The Buddha taught that life has 3 characteristics (the Three Marks of Existence/Three Universal Truths/Three Lakshanas. The Three Lakshanas are anicca, dukkha and anatta. They allow one to see the true nature of reality, and if one does not see things as they really are, this causes them to suffer.
Dukkha (suffering) is the human condition. It is often translated as ‘unsatisfactoriness’. Dukkha is the first of the Four Noble Truths. It means that no happiness is permanent and all happiness is tainted by dukkha. Dukkha is a fundamental philosophical concept which requires a lot of explanation.
Anicca (impermanence) means that there is a chain of cause and effect that everything is subject to. An example of the transcience of all things is a flower, which changes and decays. Paticcasamuppada means that everything has a conditioned existence. Everything is interconnected.

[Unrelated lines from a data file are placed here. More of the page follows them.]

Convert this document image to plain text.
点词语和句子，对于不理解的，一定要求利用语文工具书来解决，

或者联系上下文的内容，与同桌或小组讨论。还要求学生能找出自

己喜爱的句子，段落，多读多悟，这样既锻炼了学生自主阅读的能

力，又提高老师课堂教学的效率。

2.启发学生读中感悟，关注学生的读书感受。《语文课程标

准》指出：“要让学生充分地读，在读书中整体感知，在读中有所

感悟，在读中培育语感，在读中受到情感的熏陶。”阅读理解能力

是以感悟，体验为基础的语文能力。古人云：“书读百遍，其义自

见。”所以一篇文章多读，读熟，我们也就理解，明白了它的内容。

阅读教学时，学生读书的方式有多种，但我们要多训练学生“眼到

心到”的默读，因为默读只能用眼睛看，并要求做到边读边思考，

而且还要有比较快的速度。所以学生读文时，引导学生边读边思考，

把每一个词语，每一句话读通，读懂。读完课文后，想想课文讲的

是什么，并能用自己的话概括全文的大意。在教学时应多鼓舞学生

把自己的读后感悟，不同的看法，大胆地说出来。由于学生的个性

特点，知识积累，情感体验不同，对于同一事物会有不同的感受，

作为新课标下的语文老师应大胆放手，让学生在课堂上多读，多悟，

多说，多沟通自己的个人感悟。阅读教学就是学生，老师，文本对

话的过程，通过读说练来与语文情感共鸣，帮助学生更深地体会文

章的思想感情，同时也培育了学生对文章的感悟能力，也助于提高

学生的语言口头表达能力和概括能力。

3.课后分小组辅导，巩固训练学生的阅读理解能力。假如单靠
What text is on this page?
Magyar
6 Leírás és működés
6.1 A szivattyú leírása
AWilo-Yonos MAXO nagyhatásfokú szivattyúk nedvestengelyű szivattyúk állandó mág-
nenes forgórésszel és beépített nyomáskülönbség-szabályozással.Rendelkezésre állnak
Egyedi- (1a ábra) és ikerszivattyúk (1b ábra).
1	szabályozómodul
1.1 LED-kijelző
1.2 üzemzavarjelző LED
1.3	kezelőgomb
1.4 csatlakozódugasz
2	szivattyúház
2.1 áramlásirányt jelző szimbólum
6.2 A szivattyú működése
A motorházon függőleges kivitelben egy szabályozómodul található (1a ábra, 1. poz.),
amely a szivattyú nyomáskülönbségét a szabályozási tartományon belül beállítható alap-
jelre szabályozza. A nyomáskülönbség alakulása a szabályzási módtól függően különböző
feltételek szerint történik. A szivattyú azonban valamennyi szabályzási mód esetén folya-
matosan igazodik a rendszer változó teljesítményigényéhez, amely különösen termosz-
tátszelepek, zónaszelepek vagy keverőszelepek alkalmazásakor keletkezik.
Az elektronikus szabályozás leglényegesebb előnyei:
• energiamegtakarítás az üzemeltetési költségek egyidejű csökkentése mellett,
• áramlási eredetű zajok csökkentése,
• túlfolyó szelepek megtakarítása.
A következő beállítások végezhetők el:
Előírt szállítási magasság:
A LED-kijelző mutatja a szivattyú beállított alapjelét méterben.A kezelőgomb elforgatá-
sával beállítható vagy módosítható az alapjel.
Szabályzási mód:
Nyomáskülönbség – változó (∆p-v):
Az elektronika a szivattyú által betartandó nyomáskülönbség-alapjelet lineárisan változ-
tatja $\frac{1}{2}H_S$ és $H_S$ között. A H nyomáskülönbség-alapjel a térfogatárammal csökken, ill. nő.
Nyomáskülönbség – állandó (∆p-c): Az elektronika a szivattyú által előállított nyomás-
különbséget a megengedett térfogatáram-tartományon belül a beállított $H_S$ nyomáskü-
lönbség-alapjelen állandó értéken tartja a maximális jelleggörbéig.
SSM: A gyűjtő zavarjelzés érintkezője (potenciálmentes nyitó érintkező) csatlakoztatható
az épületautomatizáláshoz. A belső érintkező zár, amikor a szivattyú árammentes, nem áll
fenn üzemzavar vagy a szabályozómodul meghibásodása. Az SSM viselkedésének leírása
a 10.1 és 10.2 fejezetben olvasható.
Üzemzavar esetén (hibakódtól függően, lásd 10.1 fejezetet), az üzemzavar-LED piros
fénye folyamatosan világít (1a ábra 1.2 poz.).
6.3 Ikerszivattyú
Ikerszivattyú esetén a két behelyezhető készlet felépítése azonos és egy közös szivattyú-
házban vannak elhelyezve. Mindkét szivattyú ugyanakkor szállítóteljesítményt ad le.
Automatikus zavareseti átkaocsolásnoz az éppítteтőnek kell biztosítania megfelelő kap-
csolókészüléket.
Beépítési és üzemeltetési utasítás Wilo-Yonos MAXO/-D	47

This relates to Heraclitus’ theory of flux – ‘you cannot step in the same river twice’.
Anatta (non-self) is the view that nothing about the person exists eternally without change. The self is dependent on 5 skhandhas: body, sensations, perceptions, mental formations and consciousness. There is no eternal soul after rebirth. The flame and rope analogies can be used to describe the process of death and rebirth.
Annica – Impermanence
Change is the focal point for Buddhist insight — a fact so well known that it has spawned a familiar sound bite: “Isn’t change what Buddhism is all about?”
In terms, though, of how we use this in our meditations and reflections we can think about the following two frames of reference
Insight into change teaches us to embrace our experiences without clinging to them — to get the most out of them in the present moment by fully appreciating their intensity, in full knowledge that we will soon have to let them go to embrace whatever comes next.
Insight into change teaches us hope. Because change is built into the nature of things, nothing is inherently fixed, not even our own identity. No matter how bad the situation, anything is possible. We can do whatever we want to do, create whatever world we want to live in, and become whatever we want to be. We just have to be strong and brave. Although change is inevitable, we can clearly influence what happens in our lives. We can choose to introduce change that is skilful and supports others.
You may like to consider this in your contemplations. If experiences are so fleeting and changeable, are they worth the effort needed to produce them? How can we find genuine hope in the prospect of positive change if we can’t fully rest in the results when they arrive? Aren’t we just setting ourselves up for disappointment? Should we just be nihilistic about this and roll with the world. Well, by interesting mindfulness we do start to see the positive and skilful change we can introduce. Our thoughts in reality are exceptionally quick and fleeting but they DO trigger actions from us.
So, the meditation for today is to look at the thoughts as they are born in the mind. To develop a habit of noticing them and noticing how they influence our lives. Despite their impermanent nature, they influence us. They are the biggest influencer in our lives!